Tenancy & RLS
The model: bound by construction
roost's request scope makes multi-tenancy disappear from your method signatures. The per-request
RequestContext (tenant + user) is registered as an injectable value, and a SCOPED, tenant-bound
repo is built from it once, per request:
@Injectable({ scope: 'scoped' })
export class ProjectsRepo {
constructor(
private readonly store: ProjectStore,
private readonly ctx: RequestContext, // ← the tenant, injected
) {}
all() {
return this.store.rows.get(this.ctx.tenantId) ?? [] // scoped here, once
}
}
Because the boundary is established at construction, not re-checked at each call site, no
controller, service, or repo method ever takes a tenantId. It flows entirely through the
scope. This is the DI analogue of Postgres row-level security.
The endgame: real Postgres RLS
The pglite-rls example
proves the same pattern against real Postgres row-level security, running on embedded pglite
(no external database). The repo issues no WHERE tenant_id and INSERTs pass no tenant —
yet each tenant sees only its own rows, enforced by the database:
private async withTenant(fn) {
return this.db.transaction(async (tx) => {
await tx.execute(sql`select set_config('app.tenant_id', ${this.ctx.tenantId}, true)`)

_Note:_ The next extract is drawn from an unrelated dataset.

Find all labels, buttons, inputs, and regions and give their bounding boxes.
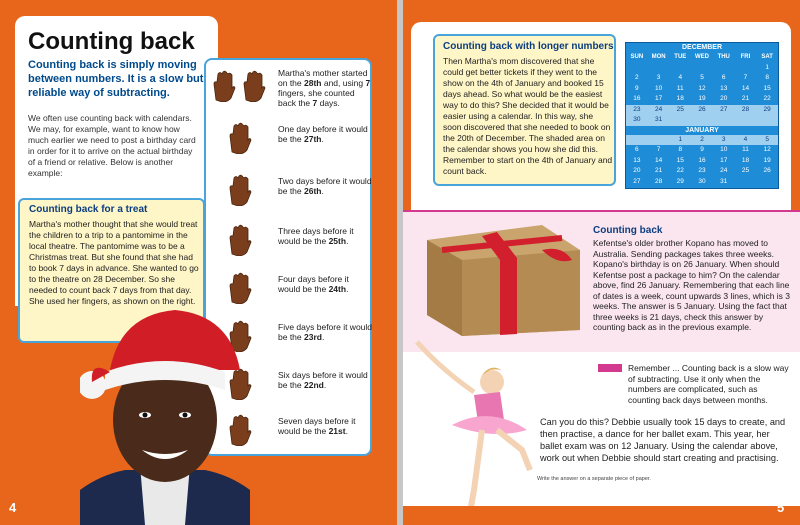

await tx.execute(sql`set local role app_user`) // RLS doesn't constrain superusers!
return fn(tx)
})
}
all() { return this.withTenant((tx) => tx.select().from(projects)) } // no where(tenant)
RLS gotchas the example gets right
| Gotcha | Without the fix | Fix |
|---|---|---|
| Superusers bypass RLS | policies silently ignored → cross-tenant leak | SET LOCAL ROLE app_user (non-superuser) |
| Owner bypasses RLS | the table owner isn't constrained | ALTER TABLE … FORCE ROW LEVEL SECURITY |
current_setting throws when unset | a request with no tenant errors | current_setting('app.tenant_id', true) |
SET leaks across pooled requests | one request's tenant bleeds into another | set_config(…, true) + SET LOCAL (txn-scoped) |
Swap pglite for a Postgres pool and the pattern is identical.